I’ve not updated my CV in ages, how do I get started?

Firstly, don’t panic! Research the types of jobs you’re interested in, then match your experiences to align with them.

For the first section of your CV, create a short professional profile of who you are, that reflects your current career objective.

Next, take the main facts of your previous employment like title, organisation, dates and put them under the work experience section. List between three to five points to describe the responsibilities of each role, adding a couple of sentences to give an overview of your accountabilities.

Remember, this is a working document that you will update on a regular basis.

How do I make my CV stand out?

First impressions are key, so start strong. Use the top half of the first page for an attention-grabbing summary of your key skills and achievements. Highlight the most important areas of your expertise and make it specific to the role you’re applying for.

Be sure to mention your experience in the industry and emphasise your results using quantifiable data.

I’ve got gaps in my employment history, how do I explain these or is it best to hide this on my CV?

Generally, anything over three months should be explained. Remember to focus on the positive aspects – the skills you gained and what you have learned from the experience, even if it was a difficult situation. This says a lot about your attitude and personality.

I don’t have any specific job experience in the role I’m applying for, but I have all the skills, how do I sell myself in my application?

Focus on your transferable skills. For instance, mention any volunteering or unpaid roles, your education and qualifications, and any professional development.

Life experiences count too. Military spouses and partners may be a stay-at-home parent for a period of time, so emphasise skills such as management and organisation of the household, and multi-tasking.

You may have moved around or experienced long periods of separation, so include attributes like adaptability and resilience.
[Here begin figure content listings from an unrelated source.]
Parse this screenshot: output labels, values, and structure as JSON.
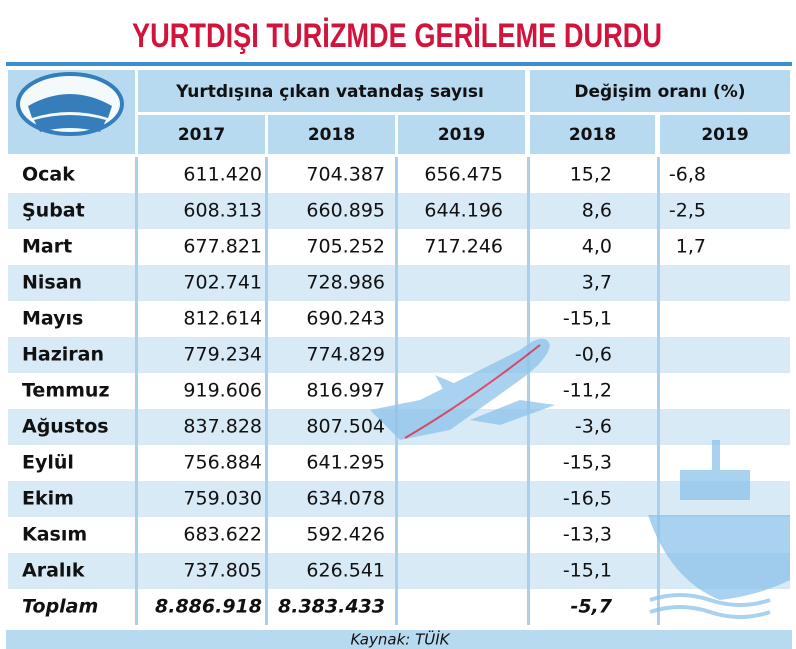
{
  "title": "YURTDIŞI TURİZMDE GERİLEME DURDU",
  "table": {
    "group_headers": [
      "Yurtdışına çıkan vatandaş sayısı",
      "Değişim oranı (%)"
    ],
    "year_headers": [
      "2017",
      "2018",
      "2019",
      "2018",
      "2019"
    ],
    "rows": [
      [
        "Ocak",
        "611.420",
        "704.387",
        "656.475",
        "15,2",
        "-6,8"
      ],
      [
        "Şubat",
        "608.313",
        "660.895",
        "644.196",
        "8,6",
        "-2,5"
      ],
      [
        "Mart",
        "677.821",
        "705.252",
        "717.246",
        "4,0",
        "1,7"
      ],
      [
        "Nisan",
        "702.741",
        "728.986",
        null,
        "3,7",
        null
      ],
      [
        "Mayıs",
        "812.614",
        "690.243",
        null,
        "-15,1",
        null
      ],
      [
        "Haziran",
        "779.234",
        "774.829",
        null,
        "-0,6",
        null
      ],
      [
        "Temmuz",
        "919.606",
        "816.997",
        null,
        "-11,2",
        null
      ],
      [
        "Ağustos",
        "837.828",
        "807.504",
        null,
        "-3,6",
        null
      ],
      [
        "Eylül",
        "756.884",
        "641.295",
        null,
        "-15,3",
        null
      ],
      [
        "Ekim",
        "759.030",
        "634.078",
        null,
        "-16,5",
        null
      ],
      [
        "Kasım",
        "683.622",
        "592.426",
        null,
        "-13,3",
        null
      ],
      [
        "Aralık",
        "737.805",
        "626.541",
        null,
        "-15,1",
        null
      ],
      [
        "Toplam",
        "8.886.918",
        "8.383.433",
        null,
        "-5,7",
        null
      ]
    ]
  },
  "source": "Kaynak: TÜİK"
}
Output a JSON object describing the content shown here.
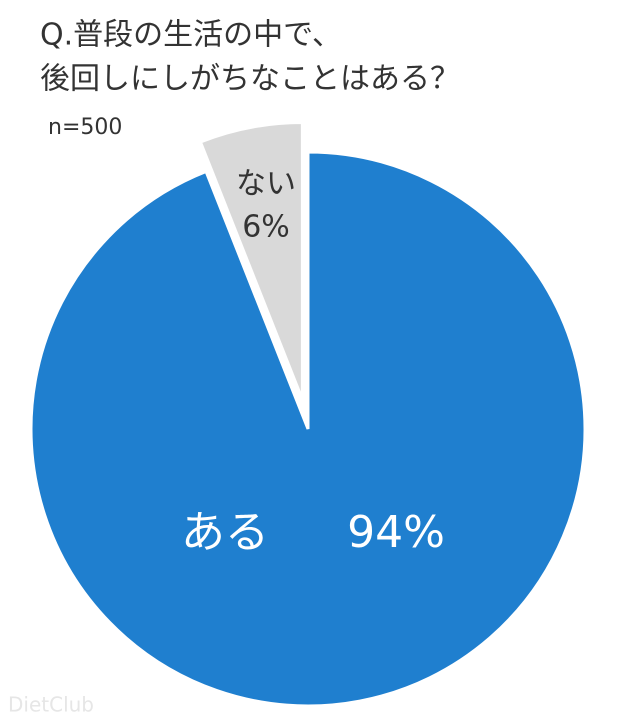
{
  "chart_data": {
    "type": "pie",
    "title": [
      "Q.普段の生活の中で、",
      "後回しにしがちなことはある？"
    ],
    "subtitle": "n=500",
    "categories": [
      "ある",
      "ない"
    ],
    "values": [
      94,
      6
    ],
    "value_labels": [
      "94%",
      "6%"
    ],
    "colors": [
      "#1f7fcf",
      "#d9d9d9"
    ],
    "watermark": "DietClub"
  }
}
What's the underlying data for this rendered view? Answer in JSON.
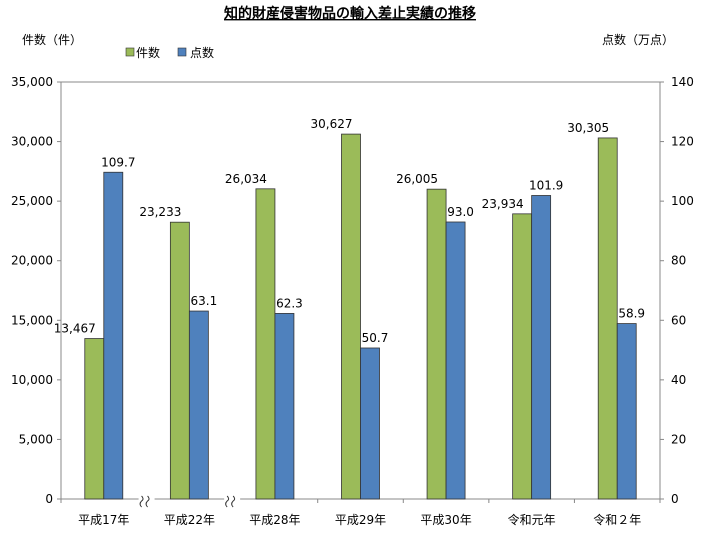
{
  "chart_data": {
    "type": "bar",
    "title": "知的財産侵害物品の輸入差止実績の推移",
    "categories": [
      "平成17年",
      "平成22年",
      "平成28年",
      "平成29年",
      "平成30年",
      "令和元年",
      "令和２年"
    ],
    "series": [
      {
        "name": "件数",
        "axis": "left",
        "color": "#9bbb59",
        "values": [
          13467,
          23233,
          26034,
          30627,
          26005,
          23934,
          30305
        ],
        "labels": [
          "13,467",
          "23,233",
          "26,034",
          "30,627",
          "26,005",
          "23,934",
          "30,305"
        ]
      },
      {
        "name": "点数",
        "axis": "right",
        "color": "#4f81bd",
        "values": [
          109.7,
          63.1,
          62.3,
          50.7,
          93.0,
          101.9,
          58.9
        ],
        "labels": [
          "109.7",
          "63.1",
          "62.3",
          "50.7",
          "93.0",
          "101.9",
          "58.9"
        ]
      }
    ],
    "y_left": {
      "label": "件数（件）",
      "min": 0,
      "max": 35000,
      "ticks": [
        0,
        5000,
        10000,
        15000,
        20000,
        25000,
        30000,
        35000
      ],
      "tick_labels": [
        "0",
        "5,000",
        "10,000",
        "15,000",
        "20,000",
        "25,000",
        "30,000",
        "35,000"
      ]
    },
    "y_right": {
      "label": "点数（万点）",
      "min": 0,
      "max": 140,
      "ticks": [
        0,
        20,
        40,
        60,
        80,
        100,
        120,
        140
      ],
      "tick_labels": [
        "0",
        "20",
        "40",
        "60",
        "80",
        "100",
        "120",
        "140"
      ]
    },
    "axis_breaks_after": [
      0,
      1
    ],
    "legend_position": "top-left",
    "grid": false
  }
}
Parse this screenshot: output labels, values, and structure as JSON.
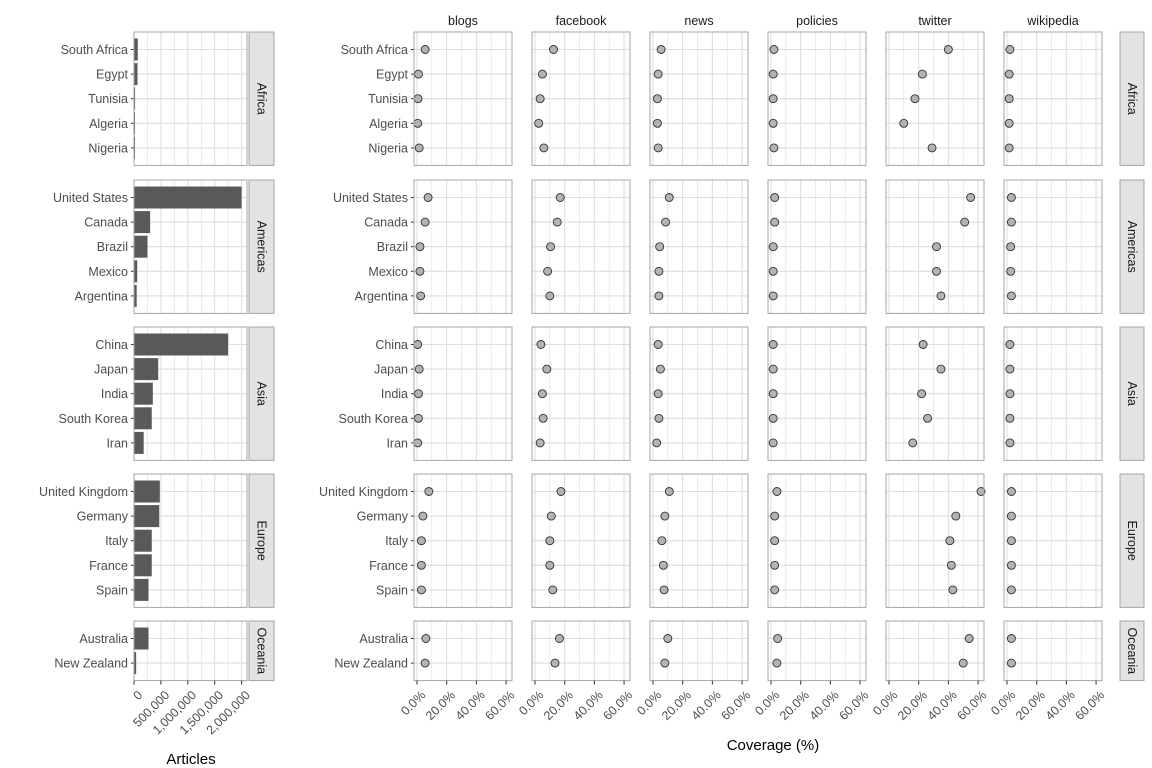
{
  "colors": {
    "bar": "#595959",
    "point_fill": "#b3b3b3",
    "point_stroke": "#333333",
    "grid": "#dedede",
    "panel_border": "#a6a6a6",
    "strip_bg": "#e3e3e3",
    "strip_border": "#a6a6a6",
    "tick_text": "#4d4d4d"
  },
  "chart_data": [
    {
      "type": "bar",
      "orientation": "horizontal",
      "xlabel": "Articles",
      "ylabel": "",
      "xlim": [
        0,
        2100000
      ],
      "x_ticks": [
        0,
        500000,
        1000000,
        1500000,
        2000000
      ],
      "x_tick_labels": [
        "0",
        "500,000",
        "1,000,000",
        "1,500,000",
        "2,000,000"
      ],
      "grid": true,
      "facets": [
        {
          "region": "Africa",
          "countries": [
            "South Africa",
            "Egypt",
            "Tunisia",
            "Algeria",
            "Nigeria"
          ],
          "values": [
            70000,
            65000,
            20000,
            18000,
            15000
          ]
        },
        {
          "region": "Americas",
          "countries": [
            "United States",
            "Canada",
            "Brazil",
            "Mexico",
            "Argentina"
          ],
          "values": [
            2000000,
            300000,
            250000,
            60000,
            50000
          ]
        },
        {
          "region": "Asia",
          "countries": [
            "China",
            "Japan",
            "India",
            "South Korea",
            "Iran"
          ],
          "values": [
            1750000,
            450000,
            350000,
            330000,
            180000
          ]
        },
        {
          "region": "Europe",
          "countries": [
            "United Kingdom",
            "Germany",
            "Italy",
            "France",
            "Spain"
          ],
          "values": [
            480000,
            470000,
            330000,
            330000,
            270000
          ]
        },
        {
          "region": "Oceania",
          "countries": [
            "Australia",
            "New Zealand"
          ],
          "values": [
            270000,
            40000
          ]
        }
      ]
    },
    {
      "type": "scatter",
      "xlabel": "Coverage (%)",
      "ylabel": "",
      "xlim": [
        -2,
        64
      ],
      "x_ticks": [
        0,
        20,
        40,
        60
      ],
      "x_tick_labels": [
        "0.0%",
        "20.0%",
        "40.0%",
        "60.0%"
      ],
      "grid": true,
      "columns": [
        "blogs",
        "facebook",
        "news",
        "policies",
        "twitter",
        "wikipedia"
      ],
      "facets": [
        {
          "region": "Africa",
          "countries": [
            "South Africa",
            "Egypt",
            "Tunisia",
            "Algeria",
            "Nigeria"
          ],
          "values": {
            "blogs": [
              5.5,
              1,
              0.7,
              0.5,
              1.5
            ],
            "facebook": [
              12.5,
              5,
              3.5,
              2.5,
              6
            ],
            "news": [
              5.5,
              3.5,
              3,
              3,
              3.5
            ],
            "policies": [
              2,
              1.5,
              1.5,
              1.5,
              2
            ],
            "twitter": [
              40,
              22.5,
              17.5,
              10,
              29
            ],
            "wikipedia": [
              2,
              1.5,
              1.5,
              1.5,
              1.5
            ]
          }
        },
        {
          "region": "Americas",
          "countries": [
            "United States",
            "Canada",
            "Brazil",
            "Mexico",
            "Argentina"
          ],
          "values": {
            "blogs": [
              7.5,
              5.5,
              2,
              2,
              2.5
            ],
            "facebook": [
              17,
              15,
              10.5,
              8.5,
              10
            ],
            "news": [
              11,
              8.5,
              4.5,
              4,
              4
            ],
            "policies": [
              2.5,
              2.5,
              1.5,
              1.5,
              1.5
            ],
            "twitter": [
              55,
              51,
              32,
              32,
              35
            ],
            "wikipedia": [
              3,
              3,
              2.5,
              2.5,
              3
            ]
          }
        },
        {
          "region": "Asia",
          "countries": [
            "China",
            "Japan",
            "India",
            "South Korea",
            "Iran"
          ],
          "values": {
            "blogs": [
              0.5,
              1.5,
              1,
              1,
              0.5
            ],
            "facebook": [
              4,
              8,
              5,
              5.5,
              3.5
            ],
            "news": [
              3.5,
              5,
              3.5,
              4,
              2.5
            ],
            "policies": [
              1.5,
              1.5,
              1.5,
              1.5,
              1.5
            ],
            "twitter": [
              23,
              35,
              22,
              26,
              16
            ],
            "wikipedia": [
              2,
              2,
              2,
              2,
              2
            ]
          }
        },
        {
          "region": "Europe",
          "countries": [
            "United Kingdom",
            "Germany",
            "Italy",
            "France",
            "Spain"
          ],
          "values": {
            "blogs": [
              8,
              4,
              3,
              3,
              3
            ],
            "facebook": [
              17.5,
              11,
              10,
              10,
              12
            ],
            "news": [
              11,
              8,
              6,
              7,
              7.5
            ],
            "policies": [
              4,
              2.5,
              2.5,
              2.5,
              2.5
            ],
            "twitter": [
              62,
              45,
              41,
              42,
              43
            ],
            "wikipedia": [
              3,
              3,
              3,
              3,
              3
            ]
          }
        },
        {
          "region": "Oceania",
          "countries": [
            "Australia",
            "New Zealand"
          ],
          "values": {
            "blogs": [
              6,
              5.5
            ],
            "facebook": [
              16.5,
              13.5
            ],
            "news": [
              10,
              8
            ],
            "policies": [
              4.5,
              4
            ],
            "twitter": [
              54,
              50
            ],
            "wikipedia": [
              3,
              3
            ]
          }
        }
      ]
    }
  ]
}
I’ve heard employers use mapping to sift out applicants, what does this mean?

Mapping involves going through the job description and person specification and ensuring you are using the same language in your application. Don’t just copy and paste though! You can embed key words and phrases into the examples you provide. This is key because there is often an applicant tracking system that recruiters and hiring managers use to shortlist which searches out these terms.